Project description:We analyzed whether serum albumin is independently associated with portal vein thrombosis (PVT) in liver cirrhosis (LC) and if a biologic plausibility exists. This study was divided into three parts. In part 1 (retrospective analysis), 753 consecutive patients with LC with ultrasound-detected PVT were retrospectively analyzed. In part 2, 112 patients with LC and 56 matched controls were entered in the cross-sectional study. In part 3, 5 patients with cirrhosis were entered in the in vivo study and 4 healthy subjects (HSs) were entered in the in vitro study to explore if albumin may affect platelet activation by modulating oxidative stress.
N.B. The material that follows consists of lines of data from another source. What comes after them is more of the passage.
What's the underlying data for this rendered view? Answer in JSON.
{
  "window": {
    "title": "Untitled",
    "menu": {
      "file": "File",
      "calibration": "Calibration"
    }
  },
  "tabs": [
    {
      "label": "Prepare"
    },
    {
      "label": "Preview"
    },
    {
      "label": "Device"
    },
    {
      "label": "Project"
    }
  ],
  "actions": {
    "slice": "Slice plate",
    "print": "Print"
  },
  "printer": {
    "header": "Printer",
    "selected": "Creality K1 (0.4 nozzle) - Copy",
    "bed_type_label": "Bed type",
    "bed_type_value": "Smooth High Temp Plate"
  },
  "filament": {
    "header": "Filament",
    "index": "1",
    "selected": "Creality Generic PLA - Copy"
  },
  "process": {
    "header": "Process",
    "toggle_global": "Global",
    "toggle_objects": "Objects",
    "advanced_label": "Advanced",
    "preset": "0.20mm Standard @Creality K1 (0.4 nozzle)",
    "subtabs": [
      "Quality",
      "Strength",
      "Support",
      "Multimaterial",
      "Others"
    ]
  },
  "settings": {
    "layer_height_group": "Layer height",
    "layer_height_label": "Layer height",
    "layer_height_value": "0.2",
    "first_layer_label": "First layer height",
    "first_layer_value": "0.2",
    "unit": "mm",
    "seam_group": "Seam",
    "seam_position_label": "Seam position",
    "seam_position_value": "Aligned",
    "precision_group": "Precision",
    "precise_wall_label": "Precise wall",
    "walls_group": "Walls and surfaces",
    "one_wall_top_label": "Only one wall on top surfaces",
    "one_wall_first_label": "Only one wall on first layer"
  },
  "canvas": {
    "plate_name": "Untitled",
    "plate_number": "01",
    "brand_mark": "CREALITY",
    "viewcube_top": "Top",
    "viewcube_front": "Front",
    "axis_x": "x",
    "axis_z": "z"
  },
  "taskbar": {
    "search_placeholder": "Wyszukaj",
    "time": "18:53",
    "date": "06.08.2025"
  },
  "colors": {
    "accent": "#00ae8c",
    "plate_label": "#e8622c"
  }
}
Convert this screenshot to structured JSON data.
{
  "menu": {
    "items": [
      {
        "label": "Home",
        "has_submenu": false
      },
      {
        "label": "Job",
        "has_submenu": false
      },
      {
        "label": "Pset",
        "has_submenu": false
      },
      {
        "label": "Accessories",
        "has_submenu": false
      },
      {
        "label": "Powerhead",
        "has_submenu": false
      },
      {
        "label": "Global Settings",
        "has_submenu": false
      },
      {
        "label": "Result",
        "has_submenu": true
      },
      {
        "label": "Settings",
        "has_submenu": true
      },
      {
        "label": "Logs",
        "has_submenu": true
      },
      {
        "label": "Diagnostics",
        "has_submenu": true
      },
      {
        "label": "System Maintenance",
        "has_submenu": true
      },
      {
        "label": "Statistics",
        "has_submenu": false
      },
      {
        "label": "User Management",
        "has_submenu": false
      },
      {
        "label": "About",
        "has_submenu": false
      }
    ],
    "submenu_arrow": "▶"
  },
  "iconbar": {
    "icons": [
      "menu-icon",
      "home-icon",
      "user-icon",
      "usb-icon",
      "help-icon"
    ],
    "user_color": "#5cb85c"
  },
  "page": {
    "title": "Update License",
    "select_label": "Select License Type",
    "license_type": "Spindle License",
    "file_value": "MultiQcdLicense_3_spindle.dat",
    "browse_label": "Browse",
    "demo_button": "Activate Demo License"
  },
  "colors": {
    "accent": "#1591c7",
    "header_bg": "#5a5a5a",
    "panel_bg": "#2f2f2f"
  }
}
In the 753 patients with LC, the prevalence of PVT was 16.7%; logistic analysis showed that only age (odds ratio [OR], 1.024; P = 0.012) and serum albumin (OR, -0.422; P = 0.0001) significantly predicted patients with PVT. Analyzing the 112 patients with LC and controls, soluble clusters of differentiation (CD)40-ligand (P = 0.0238), soluble Nox2-derived peptide (sNox2-dp; P < 0.0001), and urinary excretion of isoprostanes (P = 0.0078) were higher in patients with LC. In LC, albumin was correlated with sCD40L (Spearman's rank correlation coefficient [rs ], -0.33; P < 0.001), sNox2-dp (rs , -0.57; P < 0.0001), and urinary excretion of isoprostanes (rs, -0.48; P < 0.0001) levels. The in vivo study showed a progressive decrease in platelet aggregation, sNox2-dp, and urinary 8-iso prostaglandin F2?-III formation 2 hours and 3 days after albumin infusion. Finally, platelet aggregation, sNox2-dp, and isoprostane formation significantly decreased in platelets from HSs incubated with scalar concentrations of albumin. Conclusion: Low serum albumin in LC is associated with PVT, suggesting that albumin could be a modulator of the hemostatic system through interference with mechanisms regulating platelet activation.